With updated full-year data on international tourist arrivals, the UNWTO said international tourist arrivals grew some 4 percent to 1.24 billion. The Asia and Pacific region recorded the highest increase at some 9 percent to 308 million, of which, Southeast Asia received 113.2 million international tourists, also an increase of 9 percent from 2015.
Among the world’s top 10 destinations in 2016 in terms of visitor arrivals were: France (82.6 million), the US (no data available), Spain (76 million), China (59.3 million), Italy (52.4 million), the UK (35.8 million), Germany (35.6 million), Mexico (35 million), Thailand (33 million) and Turkey (no data available). Turkey was estimated to have dipped by four places in ranking “following the security incidents and the failed coup last year.”
In terms of tourism receipts in 2016, the Philippines dropped three places in ranking to 48th at $5.1 billion, a 2.5-percent drop from the $5.3 billion earned in 2015. It ranks behind Southeast Asian nations such as Thailand ($50 billion), Singapore ($18.4 billion), Malaysia ($18.1 billion), Indonesia ($11.3 billion) and Vietnam ($8.3 billion).
“Expenditure data from major source markets reflects increasing demand for international tourism across the world, with a few exceptions.
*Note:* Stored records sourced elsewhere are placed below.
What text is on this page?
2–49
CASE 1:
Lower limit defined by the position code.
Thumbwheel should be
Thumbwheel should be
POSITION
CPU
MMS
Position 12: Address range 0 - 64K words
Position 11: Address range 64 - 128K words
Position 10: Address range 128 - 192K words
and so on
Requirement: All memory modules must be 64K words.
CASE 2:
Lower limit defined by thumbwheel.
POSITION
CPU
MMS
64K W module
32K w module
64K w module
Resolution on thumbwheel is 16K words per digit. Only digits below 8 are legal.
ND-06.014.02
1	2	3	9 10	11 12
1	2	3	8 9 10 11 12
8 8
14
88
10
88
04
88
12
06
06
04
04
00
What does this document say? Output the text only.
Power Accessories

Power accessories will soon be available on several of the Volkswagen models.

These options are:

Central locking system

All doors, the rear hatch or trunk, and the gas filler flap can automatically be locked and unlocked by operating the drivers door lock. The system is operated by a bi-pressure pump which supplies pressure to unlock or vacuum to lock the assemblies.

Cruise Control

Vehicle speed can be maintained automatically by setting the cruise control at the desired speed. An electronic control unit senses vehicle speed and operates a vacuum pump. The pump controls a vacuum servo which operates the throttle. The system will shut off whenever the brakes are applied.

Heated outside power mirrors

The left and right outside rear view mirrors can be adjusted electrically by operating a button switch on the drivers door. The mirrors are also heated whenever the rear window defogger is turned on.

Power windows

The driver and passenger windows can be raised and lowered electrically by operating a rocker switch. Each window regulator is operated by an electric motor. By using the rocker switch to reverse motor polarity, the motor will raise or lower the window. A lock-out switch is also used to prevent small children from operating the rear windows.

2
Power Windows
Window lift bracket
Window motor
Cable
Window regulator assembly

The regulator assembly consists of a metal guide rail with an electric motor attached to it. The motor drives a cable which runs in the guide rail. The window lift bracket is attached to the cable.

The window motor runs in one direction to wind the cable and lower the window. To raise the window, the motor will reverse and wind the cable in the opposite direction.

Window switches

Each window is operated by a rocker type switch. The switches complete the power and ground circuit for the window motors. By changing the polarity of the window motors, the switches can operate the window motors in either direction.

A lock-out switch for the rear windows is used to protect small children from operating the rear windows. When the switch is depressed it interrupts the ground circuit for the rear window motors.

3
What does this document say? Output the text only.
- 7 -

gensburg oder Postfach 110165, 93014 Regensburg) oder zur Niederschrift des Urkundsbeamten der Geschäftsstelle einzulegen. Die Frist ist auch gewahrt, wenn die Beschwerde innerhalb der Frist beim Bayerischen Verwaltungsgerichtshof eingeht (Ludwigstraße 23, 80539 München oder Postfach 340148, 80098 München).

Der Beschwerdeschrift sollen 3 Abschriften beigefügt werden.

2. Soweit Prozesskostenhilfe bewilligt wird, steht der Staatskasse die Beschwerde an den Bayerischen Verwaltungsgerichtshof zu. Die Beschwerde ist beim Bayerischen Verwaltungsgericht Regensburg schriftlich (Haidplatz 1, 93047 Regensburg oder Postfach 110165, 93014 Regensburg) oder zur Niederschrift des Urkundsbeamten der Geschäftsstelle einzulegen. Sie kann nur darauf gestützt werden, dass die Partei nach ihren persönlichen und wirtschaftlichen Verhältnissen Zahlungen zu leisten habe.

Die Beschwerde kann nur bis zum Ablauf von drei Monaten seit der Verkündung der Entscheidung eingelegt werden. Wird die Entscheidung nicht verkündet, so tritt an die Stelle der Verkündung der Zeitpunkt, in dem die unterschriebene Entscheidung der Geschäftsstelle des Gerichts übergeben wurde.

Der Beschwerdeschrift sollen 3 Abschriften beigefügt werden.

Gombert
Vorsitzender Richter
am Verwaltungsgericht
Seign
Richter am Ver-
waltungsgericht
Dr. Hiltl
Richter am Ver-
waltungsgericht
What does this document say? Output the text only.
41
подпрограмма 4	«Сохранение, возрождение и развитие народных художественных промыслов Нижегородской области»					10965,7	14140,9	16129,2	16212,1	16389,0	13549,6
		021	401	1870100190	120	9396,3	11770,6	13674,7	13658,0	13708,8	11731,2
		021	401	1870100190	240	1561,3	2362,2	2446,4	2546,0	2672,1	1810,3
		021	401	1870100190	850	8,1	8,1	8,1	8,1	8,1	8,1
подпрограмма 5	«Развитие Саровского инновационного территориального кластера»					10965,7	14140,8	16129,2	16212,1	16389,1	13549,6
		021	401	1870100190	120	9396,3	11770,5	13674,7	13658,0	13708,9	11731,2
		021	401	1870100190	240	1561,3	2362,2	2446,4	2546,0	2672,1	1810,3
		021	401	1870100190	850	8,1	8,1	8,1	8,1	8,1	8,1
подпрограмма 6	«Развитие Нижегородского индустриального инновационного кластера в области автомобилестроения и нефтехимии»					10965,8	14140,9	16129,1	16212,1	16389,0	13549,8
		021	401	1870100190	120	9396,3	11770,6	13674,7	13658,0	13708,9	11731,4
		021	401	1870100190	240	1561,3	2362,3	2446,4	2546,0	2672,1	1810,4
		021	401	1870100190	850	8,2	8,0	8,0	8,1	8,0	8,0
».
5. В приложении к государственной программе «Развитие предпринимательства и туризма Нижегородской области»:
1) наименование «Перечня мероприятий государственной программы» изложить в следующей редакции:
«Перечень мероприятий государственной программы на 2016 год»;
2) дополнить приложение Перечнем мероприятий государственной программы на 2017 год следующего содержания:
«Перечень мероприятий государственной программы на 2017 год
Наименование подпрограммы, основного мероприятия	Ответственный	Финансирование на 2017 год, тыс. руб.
China, the US and Germany continued to lead outbound tourism in their respective regions, while a variety of source markets moved up in the ranking following strong growth in spending last year”, the UNWTO Barometer said.
Chinese travelers continue to be the world’s top spenders, with a 12-percent increase to $261 billion in 2016. The UNTWO noted the “10 years of double-digit growth in spending” by Chinese tourists, which eventually put them on top rank of global spenders since 2012.
The UNTWO added that “international tourism spending from China currently generates some 21 percent of receipts in destinations worldwide”. In the Philippines, Chinese tourists spent some P655 million (or $13.1 million at P50:$1) in 2016.
Other top spenders last year were tourists from the US ($124 billion), Germany ($81 billion), the UK ($64 billion), France ($41 billion), Canada ($31 billion), South Korea ($27 billion), Italy ($25 billion), Australia ($24.9 billion) and Hong Kong ($24.2 billion).